One dataset identified by the *Guardian* in January contained hospital diagnoses and related dates for about 413,000 participants, as well as their sex and birth month and year. A data expert who reviewed this file remarked, “It sent shivers down my spine to even open. I deleted the file immediately. It was very detailed and felt like a gross invasion of privacy even to glance at.”

To assess the risk of re-identification, the *Guardian* contacted several Biobank volunteers. Two volunteers who had undergone medical procedures during the relevant timeframe agreed to share their information with an external data scientist. One volunteer, who provided treatment dates for a fracture and seizure, could not be found in the dataset. The second volunteer, a woman in her 70s, shared her month and year of birth and the month and year of her hysterectomy. The analysis revealed a single matching entry in the dataset, corroborated by additional diagnoses that the volunteer had not disclosed initially.

“Effectively you were rehearsing the main parts of my medical history to me without me having given you any information at all.

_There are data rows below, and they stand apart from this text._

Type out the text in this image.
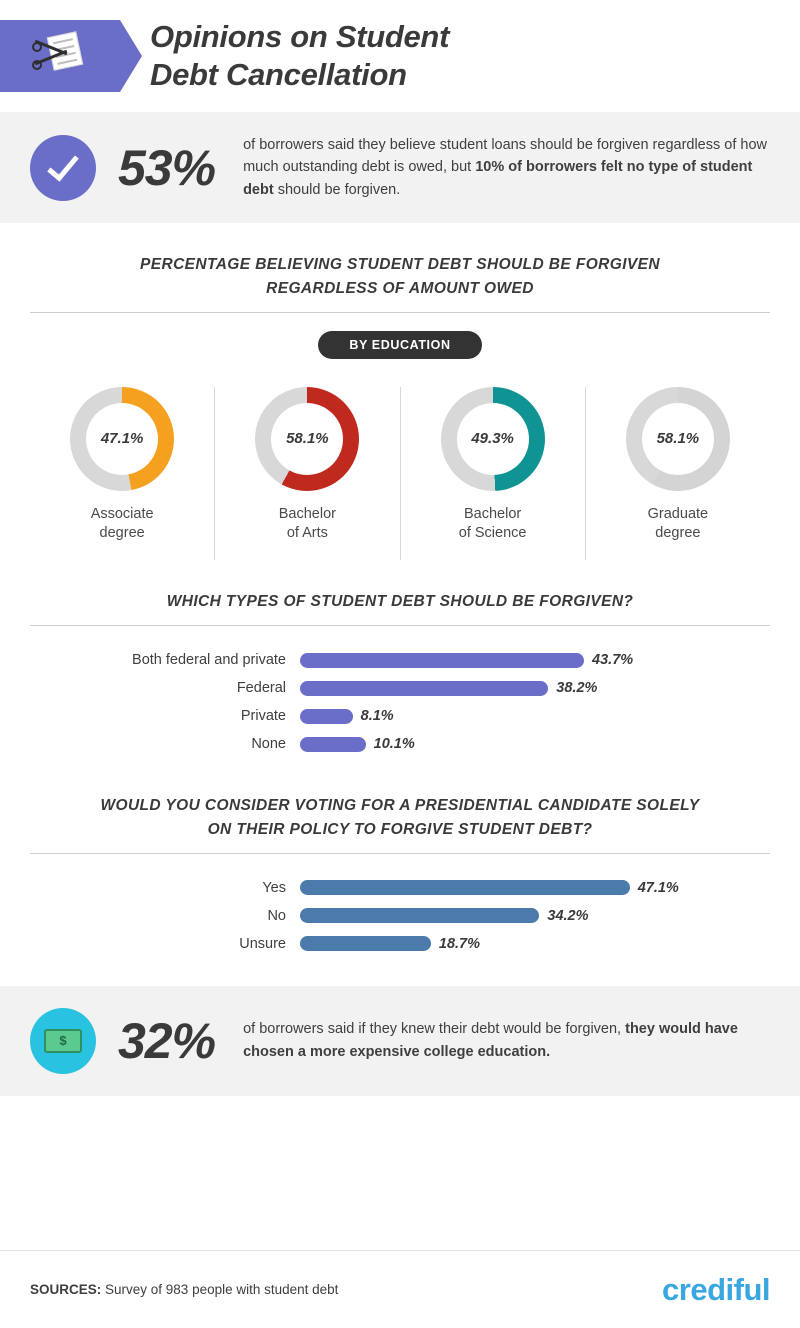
Opinions on Student
Debt Cancellation
53% of borrowers said they believe student loans should be forgiven regardless of how much outstanding debt is owed, but 10% of borrowers felt no type of student debt should be forgiven.
PERCENTAGE BELIEVING STUDENT DEBT SHOULD BE FORGIVEN
REGARDLESS OF AMOUNT OWED
BY EDUCATION
47.1%
Associate
degree
58.1%
Bachelor
of Arts
49.3%
Bachelor
of Science
58.1%
Graduate
degree
WHICH TYPES OF STUDENT DEBT SHOULD BE FORGIVEN?
Both federal and private	43.7%
Federal	38.2%
Private	8.1%
None	10.1%
WOULD YOU CONSIDER VOTING FOR A PRESIDENTIAL CANDIDATE SOLELY
ON THEIR POLICY TO FORGIVE STUDENT DEBT?
Yes	47.1%
No	34.2%
Unsure	18.7%
$	32% of borrowers said if they knew their debt would be forgiven, they would have chosen a more expensive college education.
SOURCES: Survey of 983 people with student debt	crediful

I didn’t expect that,” she stated. Although she expressed concern about the security of data, she intended to remain a participant in UK Biobank, which she views as “extremely important.” However, she added, “I’m more concerned about whether Biobank has broken its agreement with people. They said they would hold our data securely … I just feel as though that has to come into the equation.”

In response, UK Biobank maintained that the re-identification scenario presented by the *Guardian* does not pose a privacy risk, asserting that without additional information, it would be impossible to identify individuals. A spokesperson emphasized that participants are advised against sharing personal health information online, as this could lead to cross-referencing with Biobank data.

Privacy experts have criticized UK Biobank for not fully grasping the implications of sharing health data in today’s digital landscape. “Are these people aware that the internet exists?” asked Prof Felix Ritchie, an economist at the University of the West of England. He argued that expecting volunteers to refrain from sharing information online is unrealistic.

Dr Luc Rocher, an associate professor at the Oxford Internet Institute, highlighted that removing identifiers does not guarantee anonymity. He pointed out that knowing a person’s birthday and a significant medical event could allow for accurate identification of their record. “Once identified, that record could reveal sensitive information such as a psychiatric diagnosis, an HIV test result, or a history of drug abuse,” he explained.

Prof Niels Peek, a professor of data science and healthcare improvement at the University of Cambridge, expressed concern over the scale of the problem. He stated, “If it had happened once or 10 times I’d probably say: ‘It’s not great that it’s happened but at the same time zero risk is impossible.’ Hundreds. That’s a little bit too much.”

While Peek acknowledged that UK Biobank has taken serious measures to address these issues, he noted that the continuous nature of the data leaks reveals significant tensions between the desire to advance health research through extensive data access and the ethical obligation to protect individual privacy. Experts remain uncertain whether UK Biobank can fully regain control over the data that has already been released online, as many files continue to linger on various platforms despite removal efforts.

As the conversation around data privacy intensifies, UK Biobank’s challenges underscore the urgent need for robust safeguards in the evolving landscape of health research and data sharing.